Il Washington Post attraversa uno dei momenti più turbolenti della sua storia recente. L’amministratore delegato e il direttore editoriale hanno rassegnato le dimissioni a poche settimane dall’ondata di tagli che ha colpito la redazione e scatenato una protesta senza precedenti tra giornalisti e lettori. La decisione, arrivata dopo giorni di indiscrezioni e pressioni interne, segna un cambio di rotta forzato per un quotidiano che negli ultimi anni aveva puntato su una strategia di espansione digitale ambiziosa ma costosa, rivelatasi meno sostenibile del previsto.
La crisi è esplosa quando la proprietà ha annunciato un piano di riduzione del personale che ha coinvolto decine di giornalisti, compresi reparti considerati centrali per l’identità del giornale. La reazione del pubblico è stata immediata: migliaia di abbonati hanno minacciato di cancellare il proprio contributo, accusando il management di aver sacrificato la qualità dell’informazione in nome di un risanamento finanziario giudicato miope.
Sui social e nelle lettere alla redazione, molti lettori hanno denunciato un progressivo impoverimento dell’offerta editoriale, chiedendo maggiore trasparenza sulle scelte aziendali. Le dimissioni dei vertici arrivano in questo clima di sfiducia crescente. Secondo fonti interne, la proprietà avrebbe ritenuto necessario un cambio di leadership per ricostruire il rapporto con il pubblico e rassicurare una redazione provata da mesi di incertezza.

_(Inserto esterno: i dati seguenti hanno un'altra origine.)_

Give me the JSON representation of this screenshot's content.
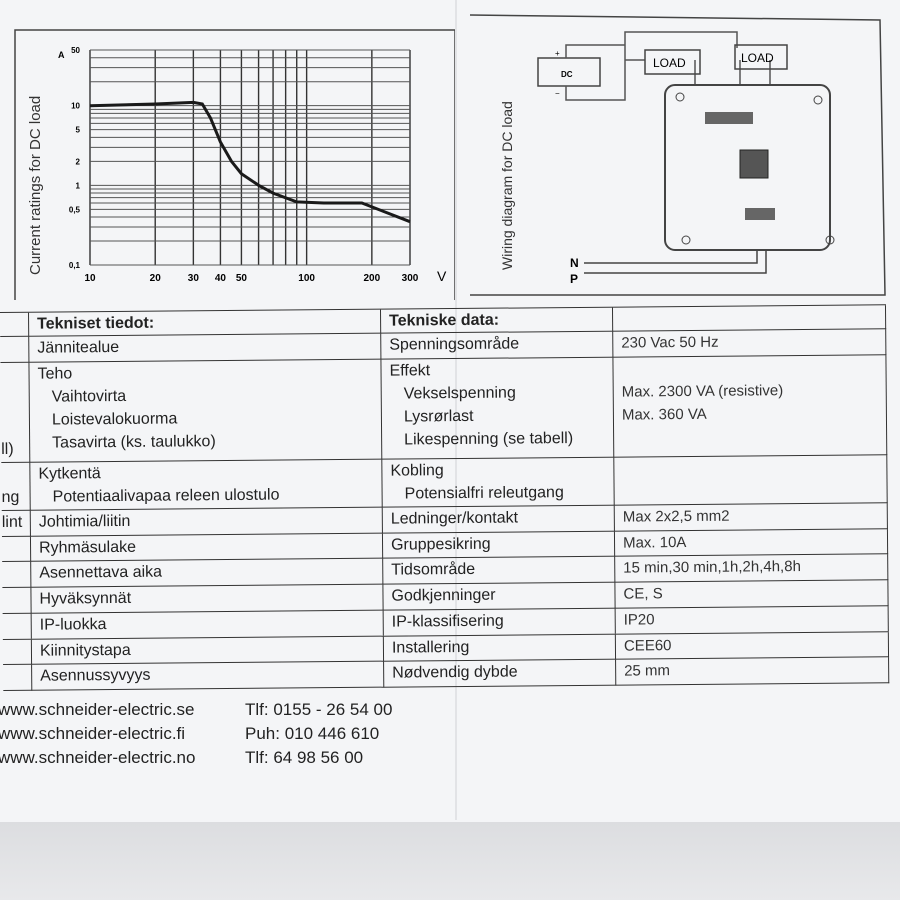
{
  "chart_data": {
    "type": "line",
    "title": "",
    "ylabel": "Current ratings for DC load",
    "yunit": "A",
    "xunit": "V",
    "xscale": "log",
    "yscale": "log",
    "xlim": [
      10,
      300
    ],
    "ylim": [
      0.1,
      50
    ],
    "grid": true,
    "x_tick_labels": [
      "10",
      "20",
      "30",
      "40",
      "50",
      "100",
      "200",
      "300"
    ],
    "y_tick_labels": [
      "0.1",
      "0.5",
      "1",
      "2",
      "5",
      "10",
      "50"
    ],
    "y_tick_label_text": [
      "0,1",
      "0,5",
      "1",
      "2",
      "5",
      "10",
      "50"
    ],
    "series": [
      {
        "x": [
          10,
          20,
          30,
          33,
          36,
          40,
          45,
          50,
          60,
          70,
          90,
          120,
          180,
          300
        ],
        "y": [
          10,
          10.5,
          11,
          10.5,
          7,
          3.5,
          2,
          1.4,
          1.0,
          0.8,
          0.62,
          0.6,
          0.6,
          0.35
        ]
      }
    ],
    "color": "#1a1a1a"
  },
  "wiring": {
    "title": "Wiring diagram for DC load",
    "dc_label": "DC",
    "plus": "+",
    "minus": "−",
    "load1": "LOAD",
    "load2": "LOAD",
    "n_label": "N",
    "p_label": "P"
  },
  "table": {
    "left_fragments": [
      "ll)",
      "ng",
      "lint"
    ],
    "fi_header": "Tekniset tiedot:",
    "no_header": "Tekniske data:",
    "rows": [
      {
        "fi": [
          "Jännitealue"
        ],
        "no": [
          "Spenningsområde"
        ],
        "value": [
          "230 Vac 50 Hz"
        ]
      },
      {
        "fi": [
          "Teho",
          "Vaihtovirta",
          "Loistevalokuorma",
          "Tasavirta (ks. taulukko)"
        ],
        "no": [
          "Effekt",
          "Vekselspenning",
          "Lysrørlast",
          "Likespenning (se tabell)"
        ],
        "value": [
          "",
          "Max. 2300 VA (resistive)",
          "Max. 360 VA"
        ]
      },
      {
        "fi": [
          "Kytkentä",
          "Potentiaalivapaa releen ulostulo"
        ],
        "no": [
          "Kobling",
          "Potensialfri releutgang"
        ],
        "value": [
          ""
        ]
      },
      {
        "fi": [
          "Johtimia/liitin"
        ],
        "no": [
          "Ledninger/kontakt"
        ],
        "value": [
          "Max 2x2,5 mm2"
        ]
      },
      {
        "fi": [
          "Ryhmäsulake"
        ],
        "no": [
          "Gruppesikring"
        ],
        "value": [
          "Max. 10A"
        ]
      },
      {
        "fi": [
          "Asennettava aika"
        ],
        "no": [
          "Tidsområde"
        ],
        "value": [
          "15 min,30 min,1h,2h,4h,8h"
        ]
      },
      {
        "fi": [
          "Hyväksynnät"
        ],
        "no": [
          "Godkjenninger"
        ],
        "value": [
          "CE, S"
        ]
      },
      {
        "fi": [
          "IP-luokka"
        ],
        "no": [
          "IP-klassifisering"
        ],
        "value": [
          "IP20"
        ]
      },
      {
        "fi": [
          "Kiinnitystapa"
        ],
        "no": [
          "Installering"
        ],
        "value": [
          "CEE60"
        ]
      },
      {
        "fi": [
          "Asennussyvyys"
        ],
        "no": [
          "Nødvendig dybde"
        ],
        "value": [
          "25 mm"
        ]
      }
    ]
  },
  "footer": [
    {
      "web": "www.schneider-electric.se",
      "phone": "Tlf: 0155 - 26 54 00"
    },
    {
      "web": "www.schneider-electric.fi",
      "phone": "Puh: 010 446 610"
    },
    {
      "web": "www.schneider-electric.no",
      "phone": "Tlf: 64 98 56 00"
    }
  ]
}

Il quotidiano, che negli anni post‑Trump aveva registrato un boom di abbonamenti digitali, si trova ora a fare i conti con un rallentamento delle entrate e con la difficoltà di mantenere un modello economico competitivo in un mercato dominato da piattaforme e algoritmi. Nelle prossime settimane sarà nominata una nuova guida, con il compito di ristabilire stabilità e rilanciare la strategia editoriale.